(Review) Miss Meadows: Miss It!

Featured image

“Toodle-oo!” Punctuated by the catchphrase. Jangan muntah setiap dengar kata ini, Seakan-akan jadi sebuah mantra doa penutup melakukan seuatu.

Daya jual film ini jelas adalah seorang Katie Holmes. Itu juga yang membuatku memutuskan menikmatinya. Film dibuka dengan manis, terlalu manis bahkan. Miss Meadows (Katie Holmes) sedang pulang dari mengajar SD dengan berjalan kaki, menikmati sore yang cerah sambil bersenandung lalu baca buku. Dia baru saja pindahan. Burung berkicau menyambutnya, beberapa kijang jinak berlarian kecil. Terlihat sempurna untuk sebuah komplek perumahan untuk dihuni. Sampai akhirnya dia disapa oleh seorang bapak-bapak, dari dalam mobil lelaki tersebut menggodanya untuk mengajaknya makan malam bersama. Dengan sopan Miss Meadows menolak, dikeluarkannya sepucuk senjata dan memaksa dia untuk masuk ke mobil. Dengan senyum Miss Meadows mengambil tas jinjingnya dan menembak lelaki yang berniat jahat tersebut. Miss Meadows bukan guru SD biasa, oh jelas saya sudah tahu. Dari trailer, poster film saja sudah terlihat jelas Holmes menodongkan senjata sambal tersenyum. Dan ternyata poster film tersebut dibuat dari adegan pembuka.

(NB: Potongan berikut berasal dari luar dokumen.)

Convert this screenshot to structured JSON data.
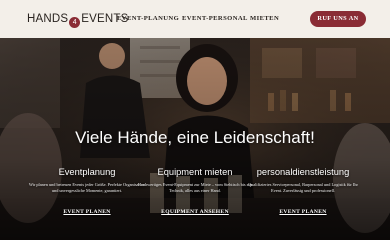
{
  "header": {
    "logo": {
      "left": "HANDS",
      "heart": "4",
      "right": "EVENTS"
    },
    "nav": [
      "EVENT-PLANUNG",
      "EVENT-PERSONAL",
      "MIETEN"
    ],
    "cta": "RUF UNS AN"
  },
  "hero": {
    "headline": "Viele Hände, eine Leidenschaft!",
    "columns": [
      {
        "title": "Eventplanung",
        "text": "Wir planen und betreuen Events jeder Größe. Perfekte Organisation und unvergessliche Momente, garantiert.",
        "link": "EVENT PLANEN"
      },
      {
        "title": "Equipment mieten",
        "text": "Hochwertiges Event-Equipment zur Miete – vom Stehtisch bis zur Technik, alles aus einer Hand.",
        "link": "EQUIPMENT ANSEHEN"
      },
      {
        "title": "personaldienstleistung",
        "text": "Qualifiziertes Servicepersonal, Barpersonal und Logistik für Ihr Event. Zuverlässig und professionell.",
        "link": "EVENT PLANEN"
      }
    ]
  },
  "colors": {
    "header_bg": "#f3efe9",
    "accent": "#8a2c35",
    "hero_text": "#ffffff"
  }
}
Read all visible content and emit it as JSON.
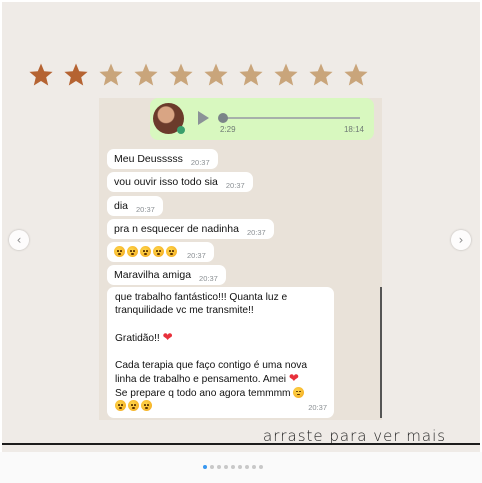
{
  "rating": {
    "filled": 2,
    "total": 10,
    "filled_color": "#b56332",
    "empty_color": "#c9a57b"
  },
  "voice_message": {
    "duration": "2:29",
    "time": "18:14"
  },
  "messages": [
    {
      "text": "Meu Deusssss",
      "time": "20:37"
    },
    {
      "text": "vou ouvir isso todo sia",
      "time": "20:37"
    },
    {
      "text": "dia",
      "time": "20:37"
    },
    {
      "text": "pra n esquecer de nadinha",
      "time": "20:37"
    },
    {
      "emojis": 5,
      "time": "20:37"
    },
    {
      "text": "Maravilha amiga",
      "time": "20:37"
    }
  ],
  "long_message": {
    "line1": "que trabalho fantástico!!! Quanta luz e",
    "line2": "tranquilidade vc me transmite!!",
    "line3": "Gratidão!!",
    "line4": "Cada terapia que faço contigo é uma nova",
    "line5": "linha de trabalho e pensamento. Amei",
    "line6": "Se prepare q todo ano agora temmmm",
    "time": "20:37"
  },
  "hint": "arraste para ver mais",
  "carousel": {
    "total_dots": 9,
    "active_index": 0
  },
  "nav": {
    "prev": "‹",
    "next": "›"
  }
}
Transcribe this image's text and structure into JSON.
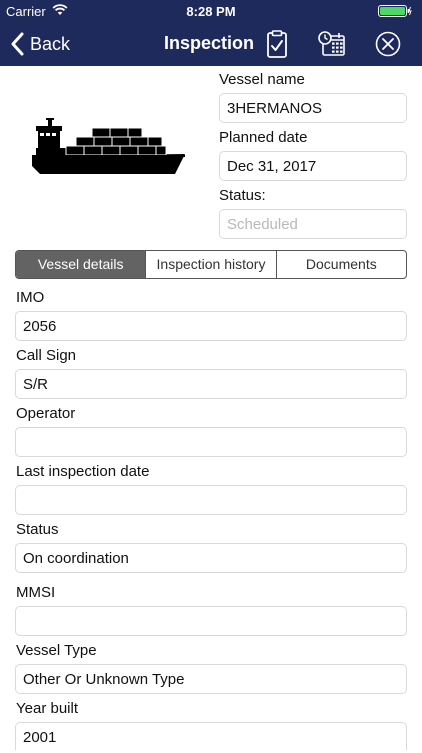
{
  "status_bar": {
    "carrier": "Carrier",
    "time": "8:28 PM"
  },
  "nav": {
    "back_label": "Back",
    "title": "Inspection",
    "icons": [
      "checklist-icon",
      "calendar-schedule-icon",
      "close-circle-icon"
    ],
    "bar_color": "#1f2a5c"
  },
  "header": {
    "vessel_name_label": "Vessel name",
    "vessel_name_value": "3HERMANOS",
    "planned_date_label": "Planned date",
    "planned_date_value": "Dec 31, 2017",
    "status_label": "Status:",
    "status_placeholder": "Scheduled"
  },
  "tabs": {
    "items": [
      "Vessel details",
      "Inspection history",
      "Documents"
    ],
    "active": "Vessel details"
  },
  "details": {
    "imo_label": "IMO",
    "imo_value": "2056",
    "call_sign_label": "Call Sign",
    "call_sign_value": "S/R",
    "operator_label": "Operator",
    "operator_value": "",
    "last_inspection_label": "Last inspection date",
    "last_inspection_value": "",
    "status_label": "Status",
    "status_value": "On coordination",
    "mmsi_label": "MMSI",
    "mmsi_value": "",
    "vessel_type_label": "Vessel Type",
    "vessel_type_value": "Other Or Unknown Type",
    "year_built_label": "Year built",
    "year_built_value": "2001"
  }
}
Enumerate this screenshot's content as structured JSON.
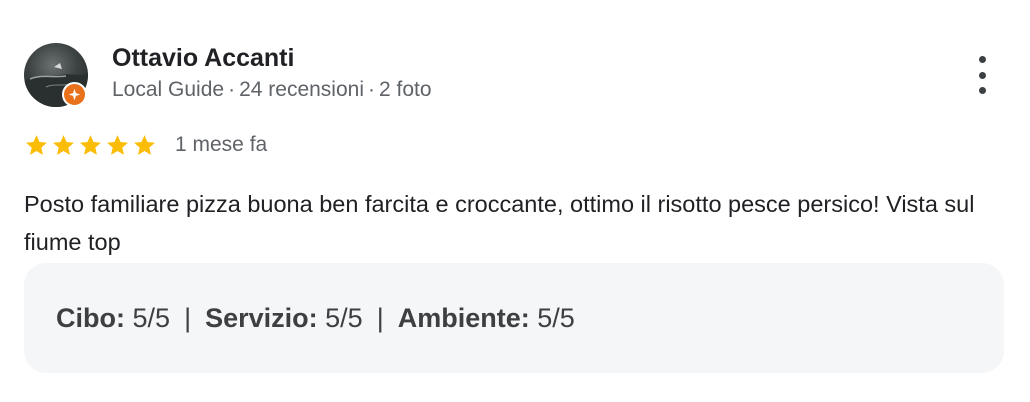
{
  "reviewer": {
    "name": "Ottavio Accanti",
    "badge": "Local Guide",
    "separator": "·",
    "reviews": "24 recensioni",
    "photos": "2 foto",
    "avatar_icon": "profile-photo",
    "badge_icon": "local-guide-star-icon",
    "badge_color": "#e8711a"
  },
  "review": {
    "rating": 5,
    "max_rating": 5,
    "star_color": "#fbbc04",
    "date": "1 mese fa",
    "text": "Posto familiare pizza buona ben farcita e croccante, ottimo il risotto pesce persico! Vista sul fiume top"
  },
  "aspects": {
    "separator": "|",
    "items": [
      {
        "label": "Cibo",
        "colon": ":",
        "value": "5/5"
      },
      {
        "label": "Servizio",
        "colon": ":",
        "value": "5/5"
      },
      {
        "label": "Ambiente",
        "colon": ":",
        "value": "5/5"
      }
    ]
  },
  "actions": {
    "more_icon": "more-vertical-icon"
  }
}
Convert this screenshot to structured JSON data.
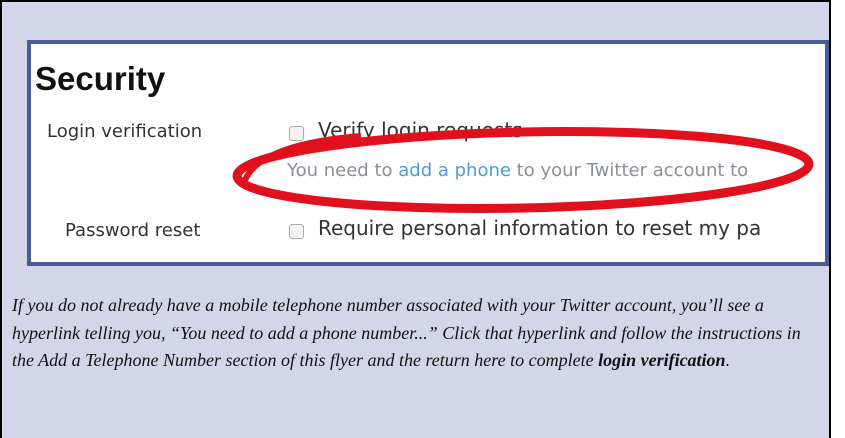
{
  "screenshot": {
    "title": "Security",
    "login_verification": {
      "label": "Login verification",
      "checkbox_label": "Verify login requests",
      "hint_before": "You need to ",
      "hint_link": "add a phone",
      "hint_after": " to your Twitter account to"
    },
    "password_reset": {
      "label": "Password reset",
      "checkbox_label": "Require personal information to reset my pa"
    },
    "annotation_color": "#e0101c",
    "frame_color": "#4a5b9a"
  },
  "caption": {
    "text": "If you do not already have a mobile telephone number associated with your Twitter account, you’ll see a hyperlink telling you, “You need to add a phone number...” Click that hyperlink and follow the instructions in the Add a Telephone Number section of this flyer and the return here to complete ",
    "bold": "login verification",
    "end": "."
  },
  "colors": {
    "panel_bg": "#d3d6e8",
    "link": "#4f9bd6"
  }
}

Lalu film melambat. Pengenalan karakter lain, dari tetangganya yang memuji kecantikan Miss Meadows, ibunya yang perhatian (walau hanya dikenalkan lewat telpon) selalu jadi tempat curhat, sampai lingkungan sekolahnya yang welcome. Terlihat menarik. Suatu hari Miss Meadows melihat katak di tengah jalan mau menyebrang, dia menghentikan mobilnya lalu menyapa katak tersebut dan membantunya melewati jalan. Dari sini saya sempat berharap film ini akan memberi twist, dengan bisa berbahasa binatang, misalnya. Atau pas ada burung-burung berkicau di taman rumahnya Miss Meadows menyapanya. Namun ternyata ga ada dalam skenario dia bisa Bahasa binatang. Hufh… kembali ke sapa katak tadi, dia dihampiri polisi muda, seorang Sheriff (karakter tanpa nama, diperankan oleh James Badge Dale) kenapa berhenti di tengah jalan. Dari sapaannya terlihat sang sheriff jatuh hati, lalu diam-diam mencatat nopol mobilnya.

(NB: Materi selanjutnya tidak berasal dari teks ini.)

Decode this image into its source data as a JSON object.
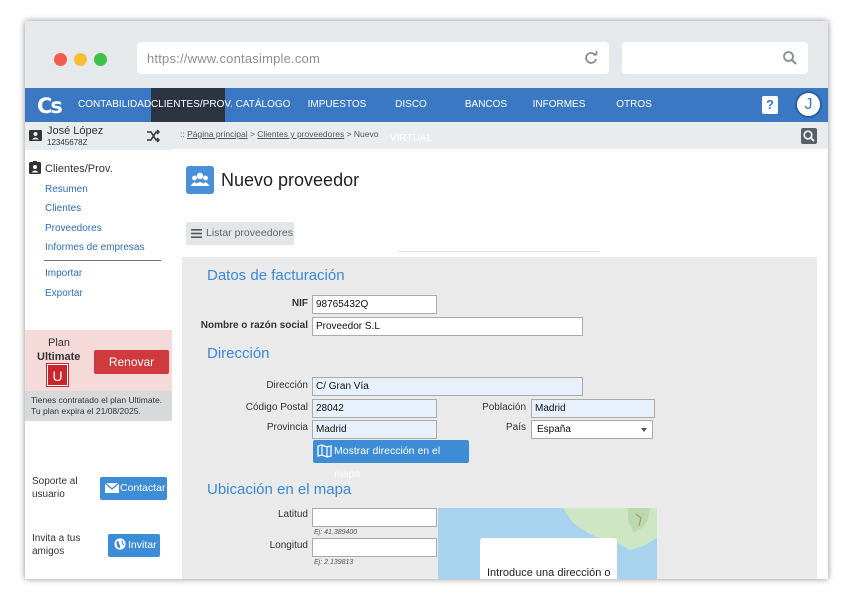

Suatu siang, sang sheriff sudah nongkrong di depan sekolah, tempat kerja Miss Meadows. Wah ceritanya polisi jatuh hati dan berjuang demi cinta. Gayung bersambut, mereka jalan untuk pendekatan sampai akhirnya saling mencinta. Tenang saja, walau ada adegan dewasanya tapi dibuat seaman mungkin untuk ditonton remaja, ga vulgar. Miss Meadows hamil, dan mereka memutuskan akan menikah. Saya sempat berharap akan ada konflik berat, sheriff-nya kabur misalnya. Namun ga kudapatkan. Salah seorang muridnya bernama Heather (Ava Kolker) sudah men-slot dia akan menjadi pagar ayu pembawa bunga di pesta pernikahannya. Sampai di 2/3 film saya ga menemukan konflik berarti. Walau ada juga adegan Miss Meadows membantai perampok toko, tapi sekali lagi dibuat soft. Batin saya ini film apaan sih!? Datar sekali, sampai akhirnya menjelang hari H pernikahan Miss Meadows tak hadir karena ada suatu sebab. Curiga ada yang menghalanginya, sang sheriff bak pahlawan mencoba menyelamatkan sang putri. Ada apa gerangan?

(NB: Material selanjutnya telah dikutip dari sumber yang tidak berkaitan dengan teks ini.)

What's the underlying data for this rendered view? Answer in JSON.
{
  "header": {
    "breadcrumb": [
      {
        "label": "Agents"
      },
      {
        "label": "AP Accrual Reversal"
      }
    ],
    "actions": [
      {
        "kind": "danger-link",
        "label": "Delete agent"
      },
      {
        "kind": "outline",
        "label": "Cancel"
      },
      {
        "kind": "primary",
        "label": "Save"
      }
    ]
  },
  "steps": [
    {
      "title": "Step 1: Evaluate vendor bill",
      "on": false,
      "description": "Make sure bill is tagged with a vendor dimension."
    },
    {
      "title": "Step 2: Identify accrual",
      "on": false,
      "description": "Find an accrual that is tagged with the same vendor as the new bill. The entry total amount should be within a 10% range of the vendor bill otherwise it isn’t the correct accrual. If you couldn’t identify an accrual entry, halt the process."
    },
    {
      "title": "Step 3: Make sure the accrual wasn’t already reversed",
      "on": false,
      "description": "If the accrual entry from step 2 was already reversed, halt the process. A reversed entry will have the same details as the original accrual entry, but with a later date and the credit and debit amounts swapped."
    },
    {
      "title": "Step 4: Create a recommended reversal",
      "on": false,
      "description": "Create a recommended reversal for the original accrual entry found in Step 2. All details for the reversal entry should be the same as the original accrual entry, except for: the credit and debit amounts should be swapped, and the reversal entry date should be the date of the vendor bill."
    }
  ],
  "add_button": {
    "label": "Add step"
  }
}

Miss Meadows memegang senjata untuk melindungi dirinya dari ancaman bahaya yang mungkin datang. Saya sih nangkap pesan moralnya itu saja. Holmes di sini juga sudah mulai terlihat kerutan di wajah, walau masih manis tapi umur tak bisa bohong. Ibu Suri Cruise ini tampil ala kadarnya, yah seperti biasa tak akan kamu temui dia bad-ass dalam adegan action yang menyala-nyala. Oiya, producer film ini ya Katie Holmes sendiri. Wah enak juga ya, actor membiayai film dengan bintang utama dirinya sendiri. Overall, Miss Meadows sesuai prediksi. Manis gula tanpa kopi. Biasa banget. Bisa kalian lupakan, miss it! “Toodle-oo!”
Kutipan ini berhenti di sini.